The Gauteng health department was slapped with a nearly R200 million rebuke when it was yesterday ordered to pay the families in the Life Esidimeni arbitration R1 million each for constitutional damages, among other awards. But the total bill could possibly reach well over R2 billion.
About 140 families were represented in the arbitration, but 1 800 patients, many of whose families had yet to come forward at the start of the arbitration, were affected by government’s termination of its contract with the facility.
Former deputy chief justice Dikgang Moseneke also ordered that government pay funeral costs amounting to R20 000 each to those whose loved ones had died, and R180 000 each for shock and trauma.
Families who were not part of the arbitration, but came forward as claimants afterwards, must also be paid, Moseneke said. He advised government not to initiate further litigation channels, but pay the families according to his awards.
Government had to pay these amounts within the next three months.
DA Gauteng MPL Jack Bloom said it was shameful that government only wanted to pay R200 000 each.
“Moseneke is holding the provincial government liable not just for common law damages – all they wanted to pay was R200 000 – and they had budgeted a mere R28 million for that. Now they are going to have to pay at least R175 million because he has forced them to pay R1 million to all the complainants for constitutional damages,” Bloom said.
But for the families who have spent the past two years with the trauma of family members being unceremoniously yanked from proper mental healthcare to certain death, justice would not be done until health officials were sent to prison.
Ntomnifuthi Dhladhla, 54, whose brother died seven months before she found his body at a hospital in Mamelodi, said she would not rest until former health MEC Qedani Mahlangu was called to task.
Describing the state in which she found her brother in an unsanitary government mortuary, she said all she could use to identify him was his missing legs, which were amputated while she still lived with him.
“We didn’t have the capacity to look after my brother. He would run away and was a grown man. We could not tie him down. So I thought I could trust government to look after him and I had him admitted,” Dhladhla said. “Now I regret that because I didn’t know that by taking him out of the streets, I was condemning him to an even worse fate.”

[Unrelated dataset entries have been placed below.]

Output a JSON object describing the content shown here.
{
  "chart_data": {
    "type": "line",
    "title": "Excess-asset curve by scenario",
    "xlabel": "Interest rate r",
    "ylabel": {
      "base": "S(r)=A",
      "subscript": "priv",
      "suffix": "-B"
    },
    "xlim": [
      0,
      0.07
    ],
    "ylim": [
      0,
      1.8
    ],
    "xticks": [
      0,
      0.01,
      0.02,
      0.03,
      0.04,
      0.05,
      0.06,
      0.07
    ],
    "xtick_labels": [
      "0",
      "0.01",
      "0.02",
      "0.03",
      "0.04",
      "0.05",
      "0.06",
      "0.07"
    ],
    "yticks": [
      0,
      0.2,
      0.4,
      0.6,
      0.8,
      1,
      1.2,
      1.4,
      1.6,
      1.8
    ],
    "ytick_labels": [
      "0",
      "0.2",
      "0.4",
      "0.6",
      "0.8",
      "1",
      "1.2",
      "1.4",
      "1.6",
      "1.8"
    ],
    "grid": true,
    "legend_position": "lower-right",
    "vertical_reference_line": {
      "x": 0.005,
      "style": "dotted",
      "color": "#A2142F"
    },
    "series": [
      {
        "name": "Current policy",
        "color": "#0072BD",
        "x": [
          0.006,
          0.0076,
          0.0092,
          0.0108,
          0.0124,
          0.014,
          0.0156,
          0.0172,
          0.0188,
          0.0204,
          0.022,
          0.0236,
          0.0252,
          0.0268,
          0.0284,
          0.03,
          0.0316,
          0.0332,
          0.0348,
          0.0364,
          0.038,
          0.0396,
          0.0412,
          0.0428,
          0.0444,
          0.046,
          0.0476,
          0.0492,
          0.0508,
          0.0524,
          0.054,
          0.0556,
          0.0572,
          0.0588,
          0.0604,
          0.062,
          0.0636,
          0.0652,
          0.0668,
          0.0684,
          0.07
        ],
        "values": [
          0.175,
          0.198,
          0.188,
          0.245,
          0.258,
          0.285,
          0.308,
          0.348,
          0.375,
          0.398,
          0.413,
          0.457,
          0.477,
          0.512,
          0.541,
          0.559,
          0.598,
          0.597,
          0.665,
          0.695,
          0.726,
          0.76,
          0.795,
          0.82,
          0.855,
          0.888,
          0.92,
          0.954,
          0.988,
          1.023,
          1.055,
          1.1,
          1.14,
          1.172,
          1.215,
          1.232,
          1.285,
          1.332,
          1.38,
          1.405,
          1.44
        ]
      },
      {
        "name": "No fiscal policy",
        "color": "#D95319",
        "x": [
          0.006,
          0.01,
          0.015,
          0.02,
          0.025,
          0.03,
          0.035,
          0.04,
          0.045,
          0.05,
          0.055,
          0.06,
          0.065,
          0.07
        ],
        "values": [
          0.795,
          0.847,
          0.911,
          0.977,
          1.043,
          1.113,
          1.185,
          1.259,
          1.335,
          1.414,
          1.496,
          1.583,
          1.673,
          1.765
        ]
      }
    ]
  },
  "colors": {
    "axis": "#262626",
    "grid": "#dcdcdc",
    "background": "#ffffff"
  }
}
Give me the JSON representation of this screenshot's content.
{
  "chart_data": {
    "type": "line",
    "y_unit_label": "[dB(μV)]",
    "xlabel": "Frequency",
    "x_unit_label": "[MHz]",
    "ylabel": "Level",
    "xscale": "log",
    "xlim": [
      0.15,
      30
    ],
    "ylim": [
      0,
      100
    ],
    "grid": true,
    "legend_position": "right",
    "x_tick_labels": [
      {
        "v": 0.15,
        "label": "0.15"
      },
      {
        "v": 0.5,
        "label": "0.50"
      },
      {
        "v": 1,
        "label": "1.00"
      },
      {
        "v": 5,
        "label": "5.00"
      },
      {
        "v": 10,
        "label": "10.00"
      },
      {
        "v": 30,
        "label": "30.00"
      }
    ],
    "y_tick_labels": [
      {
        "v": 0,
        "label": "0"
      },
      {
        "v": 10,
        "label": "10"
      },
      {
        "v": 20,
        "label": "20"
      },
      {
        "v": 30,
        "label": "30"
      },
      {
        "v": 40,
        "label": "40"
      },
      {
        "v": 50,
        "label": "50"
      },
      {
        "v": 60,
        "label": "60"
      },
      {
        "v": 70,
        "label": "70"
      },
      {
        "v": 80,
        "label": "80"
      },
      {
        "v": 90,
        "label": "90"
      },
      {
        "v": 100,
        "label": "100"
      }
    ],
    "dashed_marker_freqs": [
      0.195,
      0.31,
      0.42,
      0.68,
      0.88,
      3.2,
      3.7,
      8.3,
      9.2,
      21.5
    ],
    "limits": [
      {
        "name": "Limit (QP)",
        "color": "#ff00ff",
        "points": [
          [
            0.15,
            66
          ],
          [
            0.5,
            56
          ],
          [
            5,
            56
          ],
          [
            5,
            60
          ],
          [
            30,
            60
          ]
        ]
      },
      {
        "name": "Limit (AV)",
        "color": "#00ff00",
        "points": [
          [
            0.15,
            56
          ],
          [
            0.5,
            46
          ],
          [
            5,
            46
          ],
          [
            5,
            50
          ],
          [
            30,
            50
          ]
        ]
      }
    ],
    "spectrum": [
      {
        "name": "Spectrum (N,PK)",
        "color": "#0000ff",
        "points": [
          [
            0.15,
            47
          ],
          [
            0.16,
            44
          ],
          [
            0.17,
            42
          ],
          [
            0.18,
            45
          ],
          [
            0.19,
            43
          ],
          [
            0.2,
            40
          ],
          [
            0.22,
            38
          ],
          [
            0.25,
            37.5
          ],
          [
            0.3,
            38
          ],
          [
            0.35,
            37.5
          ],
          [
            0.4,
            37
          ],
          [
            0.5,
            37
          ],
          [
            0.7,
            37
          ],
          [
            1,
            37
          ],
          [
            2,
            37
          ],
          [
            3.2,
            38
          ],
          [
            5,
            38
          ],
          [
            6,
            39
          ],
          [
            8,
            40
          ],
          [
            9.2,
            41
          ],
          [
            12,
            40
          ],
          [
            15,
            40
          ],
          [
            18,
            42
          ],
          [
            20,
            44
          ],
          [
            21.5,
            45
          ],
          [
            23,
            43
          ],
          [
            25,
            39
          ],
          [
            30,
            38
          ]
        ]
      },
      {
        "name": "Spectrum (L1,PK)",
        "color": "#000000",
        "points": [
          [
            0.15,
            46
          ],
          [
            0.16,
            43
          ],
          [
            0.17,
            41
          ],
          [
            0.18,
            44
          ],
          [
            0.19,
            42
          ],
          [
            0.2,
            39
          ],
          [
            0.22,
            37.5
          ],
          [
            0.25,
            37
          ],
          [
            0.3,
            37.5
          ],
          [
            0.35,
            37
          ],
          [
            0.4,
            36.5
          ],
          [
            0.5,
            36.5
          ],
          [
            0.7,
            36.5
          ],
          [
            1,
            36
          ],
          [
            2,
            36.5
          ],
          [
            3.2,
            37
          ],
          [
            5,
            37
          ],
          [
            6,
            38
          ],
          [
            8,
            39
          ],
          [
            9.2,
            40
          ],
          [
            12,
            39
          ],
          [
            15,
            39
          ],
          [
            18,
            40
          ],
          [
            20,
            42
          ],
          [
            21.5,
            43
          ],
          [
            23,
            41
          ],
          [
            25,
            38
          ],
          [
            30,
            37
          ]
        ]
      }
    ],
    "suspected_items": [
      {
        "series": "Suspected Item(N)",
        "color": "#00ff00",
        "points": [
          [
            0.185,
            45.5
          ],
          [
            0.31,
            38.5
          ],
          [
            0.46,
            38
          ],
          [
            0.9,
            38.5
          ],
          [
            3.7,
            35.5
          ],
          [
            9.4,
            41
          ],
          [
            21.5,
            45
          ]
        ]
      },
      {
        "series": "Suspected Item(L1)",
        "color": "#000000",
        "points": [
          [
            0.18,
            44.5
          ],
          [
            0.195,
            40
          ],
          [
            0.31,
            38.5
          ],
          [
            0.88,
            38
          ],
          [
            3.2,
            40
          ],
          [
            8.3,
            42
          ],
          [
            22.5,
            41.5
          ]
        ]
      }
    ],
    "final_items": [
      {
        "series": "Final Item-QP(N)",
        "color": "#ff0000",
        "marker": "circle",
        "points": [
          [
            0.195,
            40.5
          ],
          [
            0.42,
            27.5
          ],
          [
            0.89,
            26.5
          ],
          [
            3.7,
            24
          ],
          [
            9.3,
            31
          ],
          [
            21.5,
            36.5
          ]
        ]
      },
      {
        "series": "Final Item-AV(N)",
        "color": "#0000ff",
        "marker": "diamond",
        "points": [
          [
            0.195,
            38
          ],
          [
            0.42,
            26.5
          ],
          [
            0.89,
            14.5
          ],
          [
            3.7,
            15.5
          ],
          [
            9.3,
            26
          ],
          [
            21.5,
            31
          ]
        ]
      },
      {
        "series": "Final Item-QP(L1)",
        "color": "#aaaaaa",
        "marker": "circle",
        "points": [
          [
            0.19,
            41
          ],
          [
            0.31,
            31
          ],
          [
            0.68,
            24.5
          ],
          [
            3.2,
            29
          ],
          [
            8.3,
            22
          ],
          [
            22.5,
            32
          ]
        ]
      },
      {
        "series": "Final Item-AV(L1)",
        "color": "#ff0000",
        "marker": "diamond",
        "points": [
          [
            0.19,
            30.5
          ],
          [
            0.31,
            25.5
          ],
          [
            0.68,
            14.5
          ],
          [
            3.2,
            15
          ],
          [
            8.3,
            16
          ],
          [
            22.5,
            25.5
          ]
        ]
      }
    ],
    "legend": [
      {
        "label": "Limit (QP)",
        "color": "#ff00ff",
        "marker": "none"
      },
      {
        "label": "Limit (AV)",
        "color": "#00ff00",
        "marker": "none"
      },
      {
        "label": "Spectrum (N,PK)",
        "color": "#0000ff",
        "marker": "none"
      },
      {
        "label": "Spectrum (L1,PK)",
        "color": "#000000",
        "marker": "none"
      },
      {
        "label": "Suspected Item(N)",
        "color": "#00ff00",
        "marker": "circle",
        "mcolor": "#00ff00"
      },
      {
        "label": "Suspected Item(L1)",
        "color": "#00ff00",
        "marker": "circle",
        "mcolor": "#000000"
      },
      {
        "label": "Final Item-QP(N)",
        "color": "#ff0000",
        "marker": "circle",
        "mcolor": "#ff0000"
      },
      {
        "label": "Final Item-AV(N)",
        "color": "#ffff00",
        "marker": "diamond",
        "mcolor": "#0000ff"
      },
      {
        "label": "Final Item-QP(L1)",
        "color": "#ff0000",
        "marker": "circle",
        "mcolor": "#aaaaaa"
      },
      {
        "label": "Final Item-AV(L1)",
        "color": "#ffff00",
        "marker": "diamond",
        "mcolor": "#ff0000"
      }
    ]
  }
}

Dhladhla said she found Mahlangu’s attitude during her testimony reprehensible – particularly her claim that she could not have known that the transfer project carried the risk of death as she was ‘not a prophet’.
Premier David Makhura wanted those implicated to face the law.
“Certainly those who out of this arbitration process and the investigations that the police NPA and SIU are carrying out.
“There are officials who must face criminal charges and that’s why it’s not enough for people to say somebody else said I must do it. What does the law say? They must face the music.”